Believing that an artist– a poet, painter or filmmaker must talk and record the issues of her/his times, National award-winning Punjabi filmmaker Rajeev Kumar feels that whenever massacres, wars or any other tragedy strikes, the worst sufferers are women. “With this poem, she responds not just as an artist but also as a woman. Just like Paash wrote in the 1970s that ‘we are living in the era of Vietnam'(US intervention in Vietnam).’ It is the way that she has articulated the tragedy and brought forth the suffering of all sides that makes it special.”

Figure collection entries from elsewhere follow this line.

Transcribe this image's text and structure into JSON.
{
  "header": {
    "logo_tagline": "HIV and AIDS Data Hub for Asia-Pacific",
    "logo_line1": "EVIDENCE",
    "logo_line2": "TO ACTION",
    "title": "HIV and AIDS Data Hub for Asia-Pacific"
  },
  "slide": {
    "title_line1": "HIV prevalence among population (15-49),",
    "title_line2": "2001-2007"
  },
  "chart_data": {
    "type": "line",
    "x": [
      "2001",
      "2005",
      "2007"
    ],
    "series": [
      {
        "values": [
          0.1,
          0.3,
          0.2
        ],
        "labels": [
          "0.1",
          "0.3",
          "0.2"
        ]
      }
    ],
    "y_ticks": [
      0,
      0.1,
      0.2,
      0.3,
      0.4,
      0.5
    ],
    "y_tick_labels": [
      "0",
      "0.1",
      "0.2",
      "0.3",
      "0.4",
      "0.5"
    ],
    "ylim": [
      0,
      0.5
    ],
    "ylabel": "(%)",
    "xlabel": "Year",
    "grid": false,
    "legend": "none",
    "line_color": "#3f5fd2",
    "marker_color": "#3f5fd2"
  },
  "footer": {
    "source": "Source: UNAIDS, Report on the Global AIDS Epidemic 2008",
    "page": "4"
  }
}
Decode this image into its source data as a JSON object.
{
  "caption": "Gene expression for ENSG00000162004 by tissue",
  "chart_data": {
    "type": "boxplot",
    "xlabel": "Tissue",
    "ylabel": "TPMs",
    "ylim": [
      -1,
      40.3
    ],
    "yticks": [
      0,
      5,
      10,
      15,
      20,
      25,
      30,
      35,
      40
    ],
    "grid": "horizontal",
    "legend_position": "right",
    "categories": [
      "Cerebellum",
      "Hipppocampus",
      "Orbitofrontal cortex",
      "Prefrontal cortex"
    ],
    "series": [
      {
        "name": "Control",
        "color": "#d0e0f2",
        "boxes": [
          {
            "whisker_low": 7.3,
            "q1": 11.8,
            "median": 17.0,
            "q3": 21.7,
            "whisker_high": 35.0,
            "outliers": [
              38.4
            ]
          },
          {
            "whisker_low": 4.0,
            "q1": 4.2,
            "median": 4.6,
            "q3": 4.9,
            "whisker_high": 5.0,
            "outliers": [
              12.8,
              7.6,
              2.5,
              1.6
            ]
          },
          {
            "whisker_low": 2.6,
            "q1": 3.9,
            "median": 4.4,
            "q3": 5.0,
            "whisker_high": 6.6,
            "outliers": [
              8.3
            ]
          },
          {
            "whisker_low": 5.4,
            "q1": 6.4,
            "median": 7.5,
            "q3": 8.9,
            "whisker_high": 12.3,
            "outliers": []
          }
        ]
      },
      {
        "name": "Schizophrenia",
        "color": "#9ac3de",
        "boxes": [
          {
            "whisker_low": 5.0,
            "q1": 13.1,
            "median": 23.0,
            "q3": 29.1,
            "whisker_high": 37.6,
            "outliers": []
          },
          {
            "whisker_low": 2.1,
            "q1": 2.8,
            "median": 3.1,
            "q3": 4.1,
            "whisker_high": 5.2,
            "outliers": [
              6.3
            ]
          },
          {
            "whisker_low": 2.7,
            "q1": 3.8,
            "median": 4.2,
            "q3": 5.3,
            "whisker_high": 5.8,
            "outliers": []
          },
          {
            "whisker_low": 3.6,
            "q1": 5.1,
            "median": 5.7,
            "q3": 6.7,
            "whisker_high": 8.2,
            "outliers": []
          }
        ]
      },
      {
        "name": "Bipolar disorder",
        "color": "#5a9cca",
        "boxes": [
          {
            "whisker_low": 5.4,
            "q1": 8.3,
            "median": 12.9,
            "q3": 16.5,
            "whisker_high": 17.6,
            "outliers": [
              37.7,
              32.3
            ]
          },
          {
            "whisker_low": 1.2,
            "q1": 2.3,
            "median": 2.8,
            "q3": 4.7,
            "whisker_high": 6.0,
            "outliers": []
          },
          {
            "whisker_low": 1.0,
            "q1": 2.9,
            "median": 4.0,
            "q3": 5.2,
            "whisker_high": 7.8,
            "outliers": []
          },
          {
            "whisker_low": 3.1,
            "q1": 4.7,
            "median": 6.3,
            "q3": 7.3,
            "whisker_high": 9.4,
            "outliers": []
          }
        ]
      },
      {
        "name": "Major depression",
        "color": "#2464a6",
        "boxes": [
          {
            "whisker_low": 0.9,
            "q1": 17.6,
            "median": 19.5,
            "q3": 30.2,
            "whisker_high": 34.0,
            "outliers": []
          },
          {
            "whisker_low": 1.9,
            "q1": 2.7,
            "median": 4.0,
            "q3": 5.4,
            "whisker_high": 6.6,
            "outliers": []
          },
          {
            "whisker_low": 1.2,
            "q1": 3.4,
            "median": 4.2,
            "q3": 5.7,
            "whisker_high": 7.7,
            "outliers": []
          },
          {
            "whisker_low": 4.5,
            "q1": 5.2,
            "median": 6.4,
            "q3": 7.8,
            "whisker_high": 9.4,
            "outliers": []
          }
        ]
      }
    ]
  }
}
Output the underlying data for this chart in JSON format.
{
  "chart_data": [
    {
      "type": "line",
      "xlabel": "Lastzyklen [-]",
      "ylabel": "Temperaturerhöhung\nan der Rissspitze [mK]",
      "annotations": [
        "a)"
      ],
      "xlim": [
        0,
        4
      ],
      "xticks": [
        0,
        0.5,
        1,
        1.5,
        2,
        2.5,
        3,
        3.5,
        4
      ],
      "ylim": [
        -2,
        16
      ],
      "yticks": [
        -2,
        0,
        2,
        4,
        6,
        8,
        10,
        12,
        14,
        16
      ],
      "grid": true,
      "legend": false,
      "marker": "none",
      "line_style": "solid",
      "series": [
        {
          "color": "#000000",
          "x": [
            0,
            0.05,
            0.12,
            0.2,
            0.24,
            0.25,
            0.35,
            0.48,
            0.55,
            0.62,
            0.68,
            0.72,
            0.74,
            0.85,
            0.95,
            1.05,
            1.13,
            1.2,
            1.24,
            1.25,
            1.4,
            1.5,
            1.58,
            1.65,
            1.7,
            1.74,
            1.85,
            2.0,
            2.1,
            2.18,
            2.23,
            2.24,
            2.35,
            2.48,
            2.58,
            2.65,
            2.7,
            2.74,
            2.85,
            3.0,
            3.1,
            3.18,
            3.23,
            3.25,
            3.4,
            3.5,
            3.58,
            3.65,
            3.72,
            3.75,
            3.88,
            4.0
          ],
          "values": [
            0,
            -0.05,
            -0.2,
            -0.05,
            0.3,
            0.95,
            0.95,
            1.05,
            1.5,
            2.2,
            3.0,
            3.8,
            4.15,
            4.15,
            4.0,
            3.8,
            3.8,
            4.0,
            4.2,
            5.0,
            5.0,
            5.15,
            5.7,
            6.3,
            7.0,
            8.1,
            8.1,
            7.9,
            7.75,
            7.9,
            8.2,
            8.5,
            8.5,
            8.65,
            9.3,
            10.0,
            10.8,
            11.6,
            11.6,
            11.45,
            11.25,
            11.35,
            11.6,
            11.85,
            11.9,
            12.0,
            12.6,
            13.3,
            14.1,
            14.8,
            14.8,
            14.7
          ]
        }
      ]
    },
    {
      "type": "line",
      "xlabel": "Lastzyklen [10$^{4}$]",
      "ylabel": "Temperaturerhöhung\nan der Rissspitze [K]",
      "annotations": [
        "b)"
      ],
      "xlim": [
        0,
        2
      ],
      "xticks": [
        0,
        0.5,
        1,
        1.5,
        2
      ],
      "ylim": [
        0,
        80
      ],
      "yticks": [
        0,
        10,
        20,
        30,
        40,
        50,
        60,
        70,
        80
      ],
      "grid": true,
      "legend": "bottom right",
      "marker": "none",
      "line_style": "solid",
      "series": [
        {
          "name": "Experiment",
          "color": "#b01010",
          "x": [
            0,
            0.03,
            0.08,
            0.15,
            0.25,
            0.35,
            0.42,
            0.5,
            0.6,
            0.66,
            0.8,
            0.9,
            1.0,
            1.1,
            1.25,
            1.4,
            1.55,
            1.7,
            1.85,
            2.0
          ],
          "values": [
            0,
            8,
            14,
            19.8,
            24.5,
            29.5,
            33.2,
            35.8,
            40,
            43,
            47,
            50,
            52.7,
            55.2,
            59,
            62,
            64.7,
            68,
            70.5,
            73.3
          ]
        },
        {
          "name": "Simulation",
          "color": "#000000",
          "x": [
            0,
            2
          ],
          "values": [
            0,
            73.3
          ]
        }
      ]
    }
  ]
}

Even as it remains of the most talked about poems on the Partition, poet Desraj Kali, who has written extensively on Dalit issues and was published and praised widely by Amrita Pritam in her magazine ‘Nagmani’ believes that this is the poet’s worst work. “Reading this poem, one feels she has no clue about Waris Shah’s works, especially Heer. Shah’s Heer is a revolutionary character, she didn’t cry or get emotional. No father in Punjab even now dares to name his daughter Heer. She is anti-establishment, anti-system — both politically and socially, for her tradition means nothing. I fail to understand why Punjabis from both sides are so obsessed with this work. Don’t they look within? Are they trying to say that all the killings were just in frenzy? Let us not forget many were calculated ones too.”
Poet Sudeep Sen feels that we all know what happened in 1947, but the poem is a humbling reminder of the past and a fervent cry to rise up and hold firm. “There are echoes here that one can relate to current-day politics – but a poem elicits much more, both at the level of history and emotion,” he concludes.